Ask yourself the following question: what would you have said a year ago if you’d learned that in 2010, at the Detroit Motor Show, the latest Ferraris and Maseratis would be exhibited as part of a vast Chrysler group exhibit, with Ram trucks on one side, Jeep off-roaders on the other, and a new Lancia Delta – familiar except for its new Chrysler badge and grille – would be parked just yards away on the same piece of carpet?
Obviously, you wouldn’t have believed it. Yet this week in the Motor City it happened. Such have been the monumental changes in the car industry this past 18 months that practically anything seems possible.
Who got it right and wrong?
Fiat now controls Chrysler, but for US consumption it has to look the other way around, so the Fiat Group is using all its assets – including the great marques of Modena and Maranello – to give legs to the extraordinary new deal. It made one of the most remarkable motor industry sights of modern times, but we’d better get used to it. Mercurial Fiat chief Sergio Marchionne clearly intends to spare no resource to make his dubious enterprise work (where mighty Daimler failed) though he did seem err badly on the first day of the show by hob-nobbing too long with visiting US politicians and failing to turn up at a scheduled call for local press and TV, leaving slighted hacks spitting chips. He now has fence-mending to do.

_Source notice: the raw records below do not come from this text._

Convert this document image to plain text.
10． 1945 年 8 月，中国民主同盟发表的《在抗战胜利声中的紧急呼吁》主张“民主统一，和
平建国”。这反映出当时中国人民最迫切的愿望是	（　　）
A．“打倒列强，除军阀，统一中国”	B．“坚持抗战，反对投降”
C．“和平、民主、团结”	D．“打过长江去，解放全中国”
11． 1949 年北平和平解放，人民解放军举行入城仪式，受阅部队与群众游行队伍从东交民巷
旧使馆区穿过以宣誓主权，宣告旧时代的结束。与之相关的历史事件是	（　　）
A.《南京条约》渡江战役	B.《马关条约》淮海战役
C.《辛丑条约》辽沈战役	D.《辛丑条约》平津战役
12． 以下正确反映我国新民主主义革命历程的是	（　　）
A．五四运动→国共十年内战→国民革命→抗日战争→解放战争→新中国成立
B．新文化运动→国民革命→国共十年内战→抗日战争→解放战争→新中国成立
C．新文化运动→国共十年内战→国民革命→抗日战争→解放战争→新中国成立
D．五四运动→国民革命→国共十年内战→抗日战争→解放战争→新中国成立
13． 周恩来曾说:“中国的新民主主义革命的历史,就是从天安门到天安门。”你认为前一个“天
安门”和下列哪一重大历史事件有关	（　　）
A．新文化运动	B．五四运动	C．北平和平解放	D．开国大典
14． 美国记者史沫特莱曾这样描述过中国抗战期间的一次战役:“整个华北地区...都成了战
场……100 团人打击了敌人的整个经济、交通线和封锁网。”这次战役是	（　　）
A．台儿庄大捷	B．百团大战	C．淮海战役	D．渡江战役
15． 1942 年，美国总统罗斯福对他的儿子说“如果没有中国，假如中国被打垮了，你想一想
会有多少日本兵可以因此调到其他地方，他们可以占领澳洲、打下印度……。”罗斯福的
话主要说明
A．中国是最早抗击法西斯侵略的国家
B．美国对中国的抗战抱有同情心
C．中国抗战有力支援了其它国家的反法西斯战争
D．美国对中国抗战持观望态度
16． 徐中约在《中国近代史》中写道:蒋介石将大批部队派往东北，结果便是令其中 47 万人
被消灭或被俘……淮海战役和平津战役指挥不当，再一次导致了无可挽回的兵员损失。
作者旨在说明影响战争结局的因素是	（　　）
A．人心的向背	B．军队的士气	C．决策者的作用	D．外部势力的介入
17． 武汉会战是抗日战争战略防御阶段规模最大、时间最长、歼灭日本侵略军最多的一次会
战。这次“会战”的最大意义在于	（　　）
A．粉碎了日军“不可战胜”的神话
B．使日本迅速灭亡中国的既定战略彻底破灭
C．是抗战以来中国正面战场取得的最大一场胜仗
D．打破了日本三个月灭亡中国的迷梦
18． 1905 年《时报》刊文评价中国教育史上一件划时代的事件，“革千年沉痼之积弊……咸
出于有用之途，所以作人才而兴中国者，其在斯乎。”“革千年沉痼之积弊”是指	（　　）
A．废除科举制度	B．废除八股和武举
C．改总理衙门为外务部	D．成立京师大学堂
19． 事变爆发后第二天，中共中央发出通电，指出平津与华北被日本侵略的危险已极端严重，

Ford, by heavy contrast, got it exactly right. They used the hugely popular architect of their strengthening sales and fiscal recovery, Alan Mulally, to unveil the undoubted star of the show, a very pretty and very plausible third generation Focus, and then announced that both the regular (albeit very frugal) versions and a new battery-powered model would be manufactured right there in Michigan from late 2010 – because cost-cutting efficiencies and a new deal with the United Auto Workers union have made the manufacture of cheaper cars viable in the US again.